Sep 08 (seymourtelegraph.com.au) - A Japanese court has summoned North Korea's leader to face demands for compensation by several ethnic Korean residents of Japan who say they suffered human rights abuses after joining a resettlement program in North Korea that described the country as a "paradise on earth," a lawyer and plaintiff say.
North Korean leader Kim Jong-un is not expected to appear in court for the October 14 hearing but the judge's decision to summon him is a rare instance in which a foreign leader was not granted sovereign immunity, said Kenji Fukuda, a lawyer representing the five plaintiffs.

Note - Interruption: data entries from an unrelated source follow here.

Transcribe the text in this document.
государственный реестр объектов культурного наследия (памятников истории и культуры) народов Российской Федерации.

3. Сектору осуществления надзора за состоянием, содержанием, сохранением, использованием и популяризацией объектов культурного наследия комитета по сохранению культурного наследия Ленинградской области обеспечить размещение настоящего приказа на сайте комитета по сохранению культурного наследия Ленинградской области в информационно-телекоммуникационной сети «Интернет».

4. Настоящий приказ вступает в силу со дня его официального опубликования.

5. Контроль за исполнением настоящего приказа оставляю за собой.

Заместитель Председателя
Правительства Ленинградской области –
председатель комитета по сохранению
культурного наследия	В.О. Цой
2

They are demanding 100 million yen ($A1.2 million) each in compensation from North Korea for human rights violations they say they suffered under the resettlement program.
About 93,000 ethnic Korean residents of Japan and their family members went to North Korea decades ago because of promises of a better life.
Many had faced discrimination in Japan as ethnic Koreans.
Eiko Kawasaki, 79, a Korean who was born and raised in Japan, was 17 when she left Japan in 1960, a year after North Korea began the massive repatriation program to make up for workers killed in the Korean War and bring overseas Koreans back home.
The program continued to seek recruits, many of them originally from South Korea, until 1984.
The Japanese government also welcomed the program, viewing Koreans as outsiders, and helped arrange their transport to North Korea.
Kawasaki said she was confined to North Korea for 43 years until she was able to defect in 2003, leaving behind her grown children.
North Korea had promised free healthcare, education, jobs and other benefits, she said, but none of them were available and they were mostly assigned manual work at mines, forests or farms.